As a rule of thumb, create versions when initially uploading data, when updating (new data, corrections, imputation), or after applying preprocessing steps (evaluate based on compute vs. storage requirements).
For other reasons (experimentation on a new model, feature engineering, subsampling, ...), data versions can also be created to simplify bookkeeping, and to provide a clear relation between different use cases and their data.
Use scheduled jobs (garbage collection) to remove stale versions, free up storage space, and declutter the version control view.
When available, use auditing and annotation features to attach metadata to revisions, enabling you to keep track of modifications and their authors over time.

Key technologies¶

The following is a selection of available tools supporting the practice. It is not meant to be exhaustive and we are not affiliated with any of the listed tools.

lakeFS

lakeFS models a lot of its version control abstractions like the git VCS tool. It builds a linear history on commits, separates different avenues of work with branches, allows annotating data with tags, and also has supported for a merge workflow.
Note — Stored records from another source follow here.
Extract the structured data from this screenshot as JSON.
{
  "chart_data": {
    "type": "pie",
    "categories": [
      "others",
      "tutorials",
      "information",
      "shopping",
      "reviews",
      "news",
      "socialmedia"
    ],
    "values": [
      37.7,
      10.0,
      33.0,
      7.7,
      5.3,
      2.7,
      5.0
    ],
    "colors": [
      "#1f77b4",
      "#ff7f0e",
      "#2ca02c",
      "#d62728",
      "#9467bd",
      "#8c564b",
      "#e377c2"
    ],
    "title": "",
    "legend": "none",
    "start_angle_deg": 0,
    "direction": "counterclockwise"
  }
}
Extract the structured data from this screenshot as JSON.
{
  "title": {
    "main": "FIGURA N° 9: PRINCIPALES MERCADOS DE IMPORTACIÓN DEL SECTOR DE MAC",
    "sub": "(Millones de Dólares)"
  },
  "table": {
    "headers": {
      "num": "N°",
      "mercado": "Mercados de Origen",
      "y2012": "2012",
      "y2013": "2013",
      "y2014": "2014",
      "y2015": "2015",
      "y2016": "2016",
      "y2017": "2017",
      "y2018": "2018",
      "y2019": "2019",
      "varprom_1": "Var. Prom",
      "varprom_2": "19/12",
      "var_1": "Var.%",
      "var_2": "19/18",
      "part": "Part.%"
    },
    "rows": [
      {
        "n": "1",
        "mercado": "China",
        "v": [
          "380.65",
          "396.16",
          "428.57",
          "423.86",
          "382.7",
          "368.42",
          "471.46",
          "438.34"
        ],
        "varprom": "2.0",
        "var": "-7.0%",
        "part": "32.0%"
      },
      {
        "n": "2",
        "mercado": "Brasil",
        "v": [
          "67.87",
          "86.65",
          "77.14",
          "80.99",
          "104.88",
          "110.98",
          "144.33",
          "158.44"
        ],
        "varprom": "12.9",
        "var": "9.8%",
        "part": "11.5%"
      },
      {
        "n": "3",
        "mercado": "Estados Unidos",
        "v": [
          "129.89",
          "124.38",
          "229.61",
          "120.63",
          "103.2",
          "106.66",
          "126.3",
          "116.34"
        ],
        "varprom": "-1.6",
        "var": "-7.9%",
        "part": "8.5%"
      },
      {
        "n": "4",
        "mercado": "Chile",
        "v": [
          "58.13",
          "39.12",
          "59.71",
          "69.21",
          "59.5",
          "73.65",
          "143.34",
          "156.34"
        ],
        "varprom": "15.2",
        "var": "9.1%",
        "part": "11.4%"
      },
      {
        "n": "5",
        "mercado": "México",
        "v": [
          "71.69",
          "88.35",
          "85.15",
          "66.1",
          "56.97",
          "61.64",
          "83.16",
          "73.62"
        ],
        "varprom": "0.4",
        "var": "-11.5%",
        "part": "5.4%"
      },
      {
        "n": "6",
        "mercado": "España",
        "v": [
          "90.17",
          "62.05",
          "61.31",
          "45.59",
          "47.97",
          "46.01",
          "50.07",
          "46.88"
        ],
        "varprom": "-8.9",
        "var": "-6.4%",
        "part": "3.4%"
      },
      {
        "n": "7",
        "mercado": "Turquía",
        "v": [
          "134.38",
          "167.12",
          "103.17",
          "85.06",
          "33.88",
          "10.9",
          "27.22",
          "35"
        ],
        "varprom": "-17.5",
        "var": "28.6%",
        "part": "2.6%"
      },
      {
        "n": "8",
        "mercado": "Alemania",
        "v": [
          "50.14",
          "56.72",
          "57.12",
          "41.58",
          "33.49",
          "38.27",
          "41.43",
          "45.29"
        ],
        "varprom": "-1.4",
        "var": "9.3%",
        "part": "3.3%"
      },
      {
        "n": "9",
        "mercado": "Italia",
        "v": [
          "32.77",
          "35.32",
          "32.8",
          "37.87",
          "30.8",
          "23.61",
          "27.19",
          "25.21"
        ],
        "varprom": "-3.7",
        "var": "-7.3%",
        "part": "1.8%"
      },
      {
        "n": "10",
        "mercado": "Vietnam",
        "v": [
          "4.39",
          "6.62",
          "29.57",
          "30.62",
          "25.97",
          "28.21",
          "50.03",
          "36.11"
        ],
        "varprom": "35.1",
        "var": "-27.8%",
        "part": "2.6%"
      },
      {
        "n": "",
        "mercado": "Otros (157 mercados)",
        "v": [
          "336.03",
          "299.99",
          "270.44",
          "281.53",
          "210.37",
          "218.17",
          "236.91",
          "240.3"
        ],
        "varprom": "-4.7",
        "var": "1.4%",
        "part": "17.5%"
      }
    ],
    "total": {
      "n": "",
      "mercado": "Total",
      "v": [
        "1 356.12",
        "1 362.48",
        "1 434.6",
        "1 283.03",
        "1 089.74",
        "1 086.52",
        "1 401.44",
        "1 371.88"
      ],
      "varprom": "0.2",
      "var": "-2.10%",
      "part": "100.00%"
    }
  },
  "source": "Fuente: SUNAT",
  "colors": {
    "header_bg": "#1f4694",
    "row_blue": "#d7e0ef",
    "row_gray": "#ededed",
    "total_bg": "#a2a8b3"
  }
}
It can be set up on either local storage or a cloud storage bucket of one of the larger providers (AWS, GCP, Azure).

DVC

DVC is a pure-Python command-line interface (CLI) for versioning data and model artifacts resulting from ML pipelines. In addition, it has functionality for local experiment tracking, and versioning data pipelines in git together with project source code.

git-lfs

Git Large File Storage (LFS) stores large data assets in remote locations, and replaces the data with text pointers in git, so that data and its usage are decoupled on the storage level. It integrates with the git command-line interface, augmenting developers' existing git workflows intuitively, and reducing the learning curve that an addition of a standalone tool would bring.